It’s Not a Tax
For years, there has been an ongoing dispute between broadcast radio and recording artists about whether or not broadcasters should be required to compensate recording artists for the use of their music. Under the current law, digital radio, satellite radio, and cable radio are all required to pay royalties in order to play music, yet regular, terrestrial broadcast companies are exempt from paying for the music they play. The proposed amendment – which has also been endorsed by the Obama Administration – would change the language of the legislation to require terrestrial broadcast stations to also pay royalties for their music. On Thursday, April 1 the Department of Commerce reiterated its support of the proposed amendment to the Performance Rights Act, calling it a “matter of fundamental fairness.” Naturally, the broadcast industry is up in arms.
Broadcast stations are calling the new payment a “tax”, which is an incorrect use of the term. A “tax” is an involuntary payment to government, while what the legislation proposes is really “royalties”. Grover Norquist of Americans for Tax Reform and Kelsey Zahourek of the Property Rights Alliance, in an op-ed in Roll Call on Friday, explained the difference between the two methods of payment.

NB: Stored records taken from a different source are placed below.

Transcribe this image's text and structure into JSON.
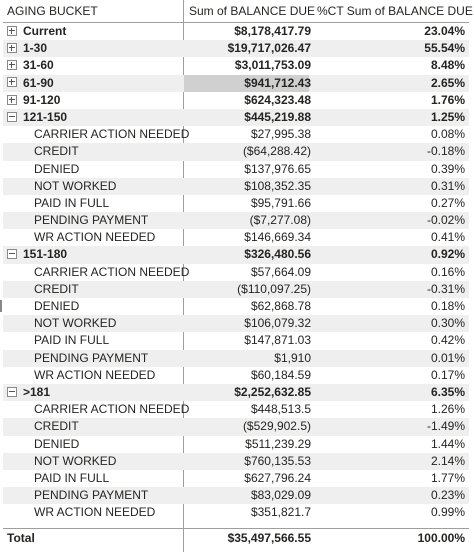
{
  "headers": {
    "bucket": "AGING BUCKET",
    "balance": "Sum of BALANCE DUE",
    "pct": "%CT Sum of BALANCE DUE"
  },
  "rows": [
    {
      "label": "Current",
      "balance": "$8,178,417.79",
      "pct": "23.04%",
      "level": 0,
      "expander": "plus"
    },
    {
      "label": "1-30",
      "balance": "$19,717,026.47",
      "pct": "55.54%",
      "level": 0,
      "expander": "plus"
    },
    {
      "label": "31-60",
      "balance": "$3,011,753.09",
      "pct": "8.48%",
      "level": 0,
      "expander": "plus"
    },
    {
      "label": "61-90",
      "balance": "$941,712.43",
      "pct": "2.65%",
      "level": 0,
      "expander": "plus",
      "highlight": true
    },
    {
      "label": "91-120",
      "balance": "$624,323.48",
      "pct": "1.76%",
      "level": 0,
      "expander": "plus"
    },
    {
      "label": "121-150",
      "balance": "$445,219.88",
      "pct": "1.25%",
      "level": 0,
      "expander": "minus"
    },
    {
      "label": "CARRIER ACTION NEEDED",
      "balance": "$27,995.38",
      "pct": "0.08%",
      "level": 1
    },
    {
      "label": "CREDIT",
      "balance": "($64,288.42)",
      "pct": "-0.18%",
      "level": 1
    },
    {
      "label": "DENIED",
      "balance": "$137,976.65",
      "pct": "0.39%",
      "level": 1
    },
    {
      "label": "NOT WORKED",
      "balance": "$108,352.35",
      "pct": "0.31%",
      "level": 1
    },
    {
      "label": "PAID IN FULL",
      "balance": "$95,791.66",
      "pct": "0.27%",
      "level": 1
    },
    {
      "label": "PENDING PAYMENT",
      "balance": "($7,277.08)",
      "pct": "-0.02%",
      "level": 1
    },
    {
      "label": "WR ACTION NEEDED",
      "balance": "$146,669.34",
      "pct": "0.41%",
      "level": 1
    },
    {
      "label": "151-180",
      "balance": "$326,480.56",
      "pct": "0.92%",
      "level": 0,
      "expander": "minus"
    },
    {
      "label": "CARRIER ACTION NEEDED",
      "balance": "$57,664.09",
      "pct": "0.16%",
      "level": 1
    },
    {
      "label": "CREDIT",
      "balance": "($110,097.25)",
      "pct": "-0.31%",
      "level": 1
    },
    {
      "label": "DENIED",
      "balance": "$62,868.78",
      "pct": "0.18%",
      "level": 1
    },
    {
      "label": "NOT WORKED",
      "balance": "$106,079.32",
      "pct": "0.30%",
      "level": 1
    },
    {
      "label": "PAID IN FULL",
      "balance": "$147,871.03",
      "pct": "0.42%",
      "level": 1
    },
    {
      "label": "PENDING PAYMENT",
      "balance": "$1,910",
      "pct": "0.01%",
      "level": 1
    },
    {
      "label": "WR ACTION NEEDED",
      "balance": "$60,184.59",
      "pct": "0.17%",
      "level": 1
    },
    {
      "label": ">181",
      "balance": "$2,252,632.85",
      "pct": "6.35%",
      "level": 0,
      "expander": "minus"
    },
    {
      "label": "CARRIER ACTION NEEDED",
      "balance": "$448,513.5",
      "pct": "1.26%",
      "level": 1
    },
    {
      "label": "CREDIT",
      "balance": "($529,902.5)",
      "pct": "-1.49%",
      "level": 1
    },
    {
      "label": "DENIED",
      "balance": "$511,239.29",
      "pct": "1.44%",
      "level": 1
    },
    {
      "label": "NOT WORKED",
      "balance": "$760,135.53",
      "pct": "2.14%",
      "level": 1
    },
    {
      "label": "PAID IN FULL",
      "balance": "$627,796.24",
      "pct": "1.77%",
      "level": 1
    },
    {
      "label": "PENDING PAYMENT",
      "balance": "$83,029.09",
      "pct": "0.23%",
      "level": 1
    },
    {
      "label": "WR ACTION NEEDED",
      "balance": "$351,821.7",
      "pct": "0.99%",
      "level": 1
    }
  ],
  "total": {
    "label": "Total",
    "balance": "$35,497,566.55",
    "pct": "100.00%"
  },
  "colors": {
    "divider": "#53b6e5",
    "shade": "#efefef",
    "highlight": "#d0d0d0"
  }
}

Music is a form of property and deserves protection just like literature, patents, and private real estate. Currently, terrestrial broadcast radio is allowed to play music free of charge, meaning musicians and recording studios receive no compensation for their work. Every other form of radio broadcasting is required to pay musicians for the rights to broadcast their music, and terrestrial radio should be no different.